Through much research of other people shooting thousands of rounds and through my own research shooting both (steel and brass) I’ve come to a few conclusions.

 

Blue steel, for all you Zoolander fans out there

blue steel ammo

1. The number 1 benefit and the only really good thing I could say about steel ammo is it’s a lot cheaper than brass cased ammo. I found most steel cased ammo on wikiarms for almost .20 a round which was half the price of most of the brass.

 

2. Supposedly people run into some extraction issues when shooting steel. Since steel is harder than brass it doesn’t expand very much in comparison. Sometimes the friction of the casing can cause it to jam. BUT I read studies where guys put 10,000 rounds of steel through their rifle and had less than a few malfunctions.

 

3. Steel has also been known to be harder on barrels over time. BUT other studies have shown it takes multiple thousands of rounds for that to become noticeable.

 

Have we solved anything? Absolutely not. Just wanted to give a quick side to both stories. In my opinion shooting steel cased ammo at the range can be a cost effective method to shooting more ammo BUT if it came down to home defense, I would want to make sure I have the highest quality most reliable ammo out there, and I don’t think that steel cased falls in this category.



2 Responses

David Purcell
David Purcell

March 02, 2017

OK newbie:

The only way steel cased ammo could “hurt” a barrel is by causing excessive wear in the “chamber”. After all, the bullet that travels down the barrel (under tremendous pressure) is NOT made of steel. And furthermore, any decent barrel would me made of a high enough grade of steel (or have both chamber & barrel hard chromed inside), that maybe after 5000 – 10,000 rounds you might get more wear than brass.

In my opinion, the key thing is – with brass cased ammo – you can reload it, if you so desire. (Or even collect enough and sell it to reloaders…)

If you have a barrel that is a step up from Mil Spec, and you want to do a lot of inexpensive range or outdoor shooting with steel cased ammo – then spray some very light lube on your ammo – wipe it down, give the barrel a squirt in the chamber and shoot the hell out of it.

My only other thoughts are that the hardness of steel casings, in and of itself, provides the potential for jamming, whereas brass is much more forgiving. Or, buy an extra Mil Spec barrel, and use that for shooting steel cased ammo. You can buy a new Mil Spec barrel for 70 to 90 bucks – hello………………..

James Rea
James Rea

March 02, 2017

I will say this. I have been shooting the M16/AR-15 platform since 1978. In the military, all we used was M193 ammo (5.56 55 gr. BTHP or FMJ). In my personally owned ARs, all I ever use is good quality brass-cased ammo. It is important for me to be able to depend on my ARs and for them to run reliably as well as last a good long time.
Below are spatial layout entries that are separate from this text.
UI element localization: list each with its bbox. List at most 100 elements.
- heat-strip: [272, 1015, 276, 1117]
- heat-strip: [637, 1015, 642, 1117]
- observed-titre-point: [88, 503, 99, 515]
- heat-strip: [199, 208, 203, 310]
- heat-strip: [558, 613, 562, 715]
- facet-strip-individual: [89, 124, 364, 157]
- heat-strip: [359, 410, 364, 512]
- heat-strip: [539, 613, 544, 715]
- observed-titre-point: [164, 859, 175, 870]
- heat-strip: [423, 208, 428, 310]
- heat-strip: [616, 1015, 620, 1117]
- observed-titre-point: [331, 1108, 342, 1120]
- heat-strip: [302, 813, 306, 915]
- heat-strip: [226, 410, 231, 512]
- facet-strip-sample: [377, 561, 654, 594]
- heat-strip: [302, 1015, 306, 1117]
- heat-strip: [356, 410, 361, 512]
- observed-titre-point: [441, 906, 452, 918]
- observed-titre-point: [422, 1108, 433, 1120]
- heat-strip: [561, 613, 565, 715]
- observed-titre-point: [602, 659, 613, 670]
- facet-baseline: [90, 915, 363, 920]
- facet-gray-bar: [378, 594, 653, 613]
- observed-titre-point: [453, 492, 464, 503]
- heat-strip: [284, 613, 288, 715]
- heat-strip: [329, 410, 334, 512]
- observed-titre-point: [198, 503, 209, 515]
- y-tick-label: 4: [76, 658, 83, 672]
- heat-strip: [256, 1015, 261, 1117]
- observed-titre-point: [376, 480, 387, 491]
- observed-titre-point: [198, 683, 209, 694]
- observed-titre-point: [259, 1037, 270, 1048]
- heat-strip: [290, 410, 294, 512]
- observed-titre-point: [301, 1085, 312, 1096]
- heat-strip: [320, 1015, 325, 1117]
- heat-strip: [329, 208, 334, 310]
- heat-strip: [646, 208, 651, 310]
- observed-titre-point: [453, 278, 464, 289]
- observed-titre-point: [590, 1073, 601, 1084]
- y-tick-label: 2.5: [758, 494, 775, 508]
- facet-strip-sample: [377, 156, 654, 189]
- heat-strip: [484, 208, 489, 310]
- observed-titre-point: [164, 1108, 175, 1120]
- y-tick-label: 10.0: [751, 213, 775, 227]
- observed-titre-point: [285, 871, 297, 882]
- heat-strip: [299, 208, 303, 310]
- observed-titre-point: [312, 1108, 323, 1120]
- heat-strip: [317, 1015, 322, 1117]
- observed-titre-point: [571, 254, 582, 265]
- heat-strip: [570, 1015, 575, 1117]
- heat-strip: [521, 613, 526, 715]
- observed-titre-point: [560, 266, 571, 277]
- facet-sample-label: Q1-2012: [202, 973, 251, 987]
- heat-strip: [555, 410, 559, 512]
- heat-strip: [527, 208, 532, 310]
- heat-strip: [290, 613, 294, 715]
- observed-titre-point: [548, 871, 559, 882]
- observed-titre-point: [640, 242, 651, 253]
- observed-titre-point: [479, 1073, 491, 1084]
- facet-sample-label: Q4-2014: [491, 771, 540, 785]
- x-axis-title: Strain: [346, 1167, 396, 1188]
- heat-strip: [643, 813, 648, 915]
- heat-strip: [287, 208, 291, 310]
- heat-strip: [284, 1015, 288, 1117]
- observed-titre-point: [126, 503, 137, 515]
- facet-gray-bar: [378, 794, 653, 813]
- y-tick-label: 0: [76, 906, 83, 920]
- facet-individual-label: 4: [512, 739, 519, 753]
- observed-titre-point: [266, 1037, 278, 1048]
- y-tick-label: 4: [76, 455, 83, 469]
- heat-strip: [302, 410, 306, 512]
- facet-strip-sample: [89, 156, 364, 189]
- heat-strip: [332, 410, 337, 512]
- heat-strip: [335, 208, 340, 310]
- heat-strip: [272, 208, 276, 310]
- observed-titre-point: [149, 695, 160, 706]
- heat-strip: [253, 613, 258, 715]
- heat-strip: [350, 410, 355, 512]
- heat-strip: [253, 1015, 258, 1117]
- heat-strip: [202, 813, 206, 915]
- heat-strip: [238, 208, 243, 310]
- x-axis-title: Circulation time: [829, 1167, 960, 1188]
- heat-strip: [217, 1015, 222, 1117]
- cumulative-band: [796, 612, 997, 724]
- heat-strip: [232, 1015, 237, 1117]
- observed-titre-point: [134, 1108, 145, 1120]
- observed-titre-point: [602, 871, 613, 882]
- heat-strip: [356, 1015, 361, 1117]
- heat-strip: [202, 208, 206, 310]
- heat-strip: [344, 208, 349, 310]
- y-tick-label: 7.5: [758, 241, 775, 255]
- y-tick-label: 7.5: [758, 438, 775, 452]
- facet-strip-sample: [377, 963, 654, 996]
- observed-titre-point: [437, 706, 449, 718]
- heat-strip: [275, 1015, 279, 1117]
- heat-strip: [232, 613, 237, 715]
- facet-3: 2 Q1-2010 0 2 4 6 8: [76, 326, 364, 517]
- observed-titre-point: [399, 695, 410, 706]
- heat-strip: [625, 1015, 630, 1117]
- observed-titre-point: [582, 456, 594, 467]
I have helped a few people dislodge stuck steel casing from the chambers in their ARs. I have also witnessed an AR not function well with steel-cased ammo. This ammo was causing short-stroking and failure to extract within one 30-round magazine’s worth of ammo. I made a believer out of a few guys whom I have helped. They no longer use steel-cased ammo in their ARs. I even tried Tula .30 Carbine in my M1 Carbine one time. It would not even cycle the bolt. In lieu of all of this, I will say that my AK will eat steel-cased ammo all day long. That is what it is made to shoot. AR-15s were NEVER designed to shoot steel-cased ammo. The metallurgy of the bolt and chamber and the tolerances to which it is made were to accommodate brass-cased ammo.

If someone chooses to shoot steel-cased ammo in their ARs, I will not stop them, but I will tell them of the issues that can happen. They can make their own decision. After all, it is their AR that is going to be abused and not mine. I think it is important that they know what can happen. In addition, not all ARs will handle steel-cased ammo very well. It all depends on who made the barrel, barrel lining/treatment, which chamber it has, which gas system it has, and how the gas port is sized. The way I see it, brass-cased ammo will work in every AR. Steel-cased ammo will not.